Before You Begin
Before you begin the Assembly Competitions, you need to download software, set up your environment, and register as a member
with TopCoder.
Required Software
TopCoder uses its own UML Tool to capture diagrams during the design process. You can download the TopCoder UML Tool for free from the TopCoder website.
In addition to diagrams, you need to deliver a component specification document. You need to submit a document in Rich Text Format (RTF). You can use Microsoft Word or Microsoft WordPad to produce RTF files. Microsoft WordPad is included with the default distribution of Microsoft Windows.
Finally, depending on the target platform of your design, you will need ant
or nant
to prepare your design distribution for submission. See the TopCoder Software Member Guide
for the required versions of these tools.
You will need to download the distributions for all components used during the competition. All of these components will be stored in the forums.
Scorecards
Please review the Scorecard
for information on how you will be evaluated by the Review Board.
Review the documentation
The goal of each Assembly Competition is to fit all of the components into a fully functional application. In order to accomplish this task, you must review the available documentation.

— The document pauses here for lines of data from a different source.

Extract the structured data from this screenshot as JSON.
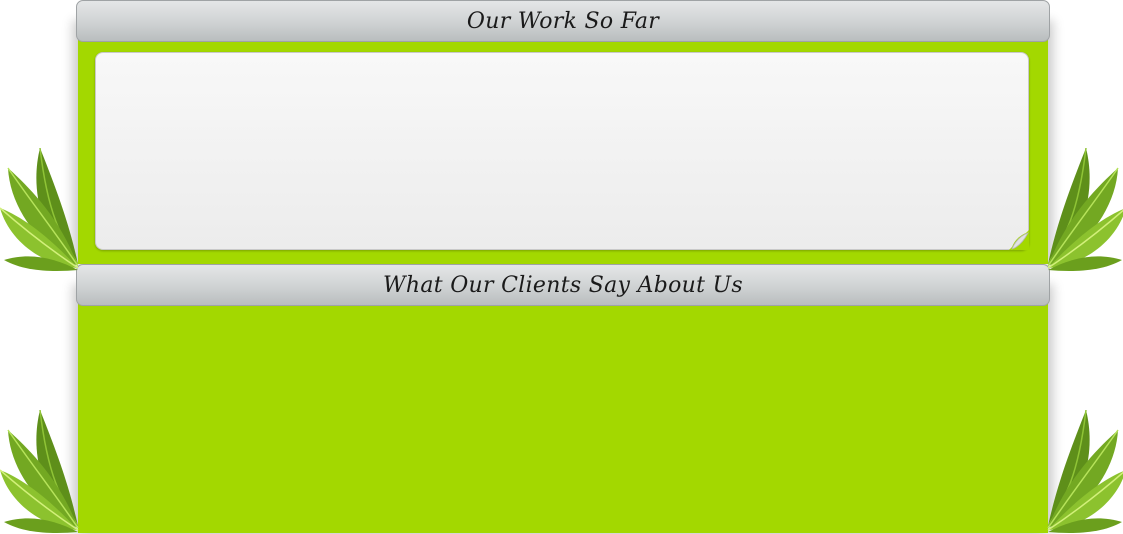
{
  "sections": [
    {
      "title": "Our Work So Far"
    },
    {
      "title": "What Our Clients Say About Us"
    }
  ],
  "colors": {
    "section_background": "#a3d800",
    "header_gradient_top": "#e4e6e7",
    "header_gradient_bottom": "#b9bdbe",
    "panel_background": "#f2f2f2",
    "leaf_dark": "#5e8f1a",
    "leaf_light": "#9ccf2f"
  },
  "icons": [
    "leaf-cluster-icon",
    "page-curl-icon"
  ]
}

- Use Case - You will be assigned a set of use cases to implement. The use case diagram lays out all of the use cases for the application.

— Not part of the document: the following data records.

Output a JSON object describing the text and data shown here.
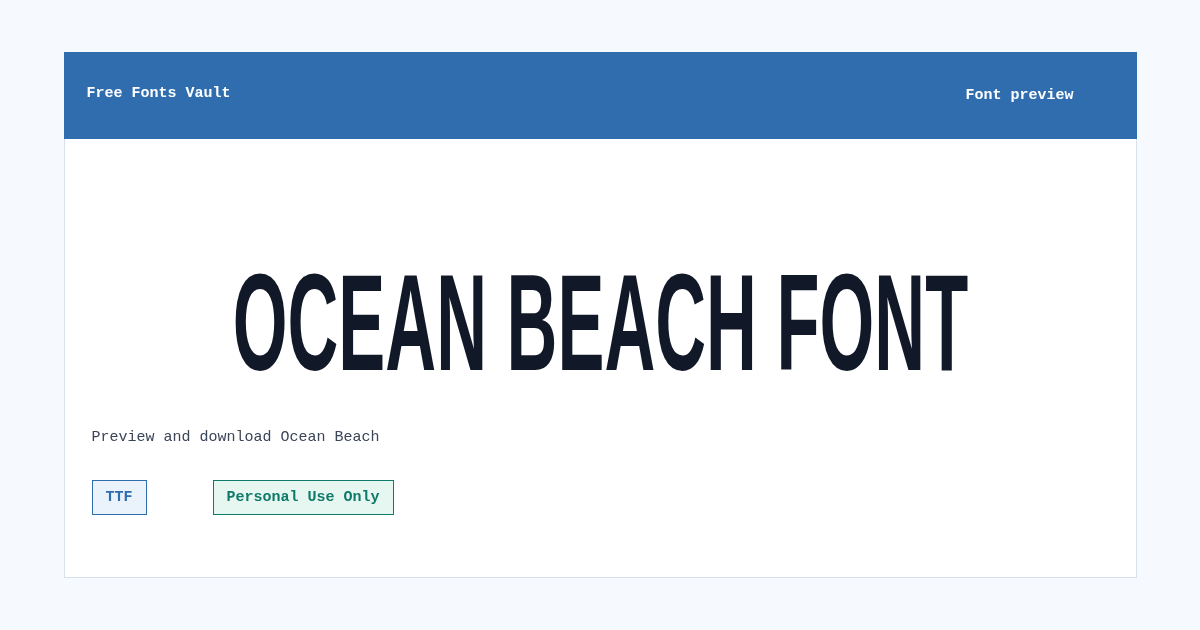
{
  "header": {
    "site_name": "Free Fonts Vault",
    "page_label": "Font preview"
  },
  "preview": {
    "title": "OCEAN BEACH FONT",
    "description": "Preview and download Ocean Beach"
  },
  "tags": [
    {
      "label": "TTF",
      "kind": "format"
    },
    {
      "label": "Personal Use Only",
      "kind": "license"
    }
  ]
}
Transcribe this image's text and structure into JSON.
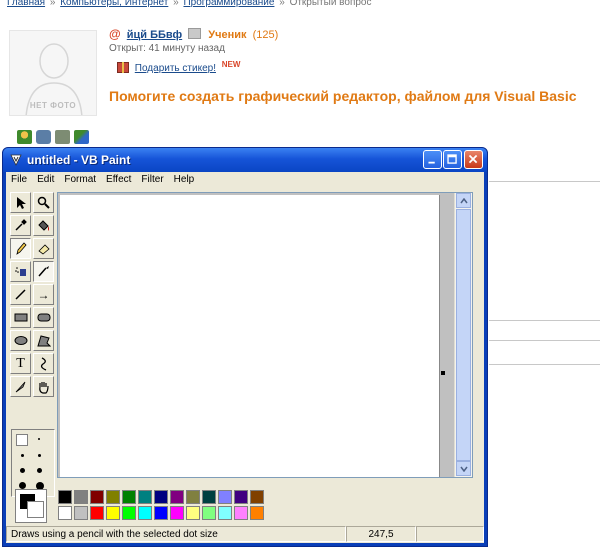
{
  "breadcrumb": {
    "items": [
      "Главная",
      "Компьютеры, Интернет",
      "Программирование"
    ],
    "current": "Открытый вопрос",
    "separator": "»"
  },
  "avatar": {
    "placeholder_text": "НЕТ ФОТО"
  },
  "user": {
    "name": "йцй ББвф",
    "rank": "Ученик",
    "rank_count": "(125)"
  },
  "question": {
    "opened": "Открыт: 41 минуту назад",
    "gift_label": "Подарить стикер!",
    "gift_badge": "NEW",
    "title": "Помогите создать графический редактор, файлом для Visual Basic"
  },
  "window": {
    "title": "untitled - VB Paint",
    "menu": [
      "File",
      "Edit",
      "Format",
      "Effect",
      "Filter",
      "Help"
    ],
    "tool_glyphs": {
      "text": "T",
      "line": "/",
      "arrow": "→",
      "curve": "≀"
    },
    "palette_top": [
      "#000000",
      "#808080",
      "#800000",
      "#808000",
      "#008000",
      "#008080",
      "#000080",
      "#800080",
      "#808040",
      "#004040",
      "#8080ff",
      "#400080",
      "#804000"
    ],
    "palette_bottom": [
      "#ffffff",
      "#c0c0c0",
      "#ff0000",
      "#ffff00",
      "#00ff00",
      "#00ffff",
      "#0000ff",
      "#ff00ff",
      "#ffff80",
      "#80ff80",
      "#80ffff",
      "#ff80ff",
      "#ff8000"
    ],
    "status": {
      "hint": "Draws using a pencil with the selected dot size",
      "coords": "247,5"
    }
  }
}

- Activity Diagrams - The activity diagrams correspond directly to the use cases. Each Activity Diagram is named after the Use Case in the following format: Use Case Name Activity Diagram Name. The purpose of this document is to record the logical use case flow.
- Requirement Specification - The requirement specification is formatted based on Use Cases. Each use case is defined under the logical requirements section and is numbered as 2.X for each use case. 2.X.Y corresponds to each activity diagram.
- Sequence Diagram - Each sequence diagram is named after the activity diagram it corresponds to. These sequence diagrams will be the map to your assembly work. Each sequence diagram will explain to the method level how to assemble the components to meet the functionality required for the use case. If the sequence diagram cannot be followed exactly, participants are required to raise the issue to TopCoder via the contest forum. You will be required to implement all orange colored objects.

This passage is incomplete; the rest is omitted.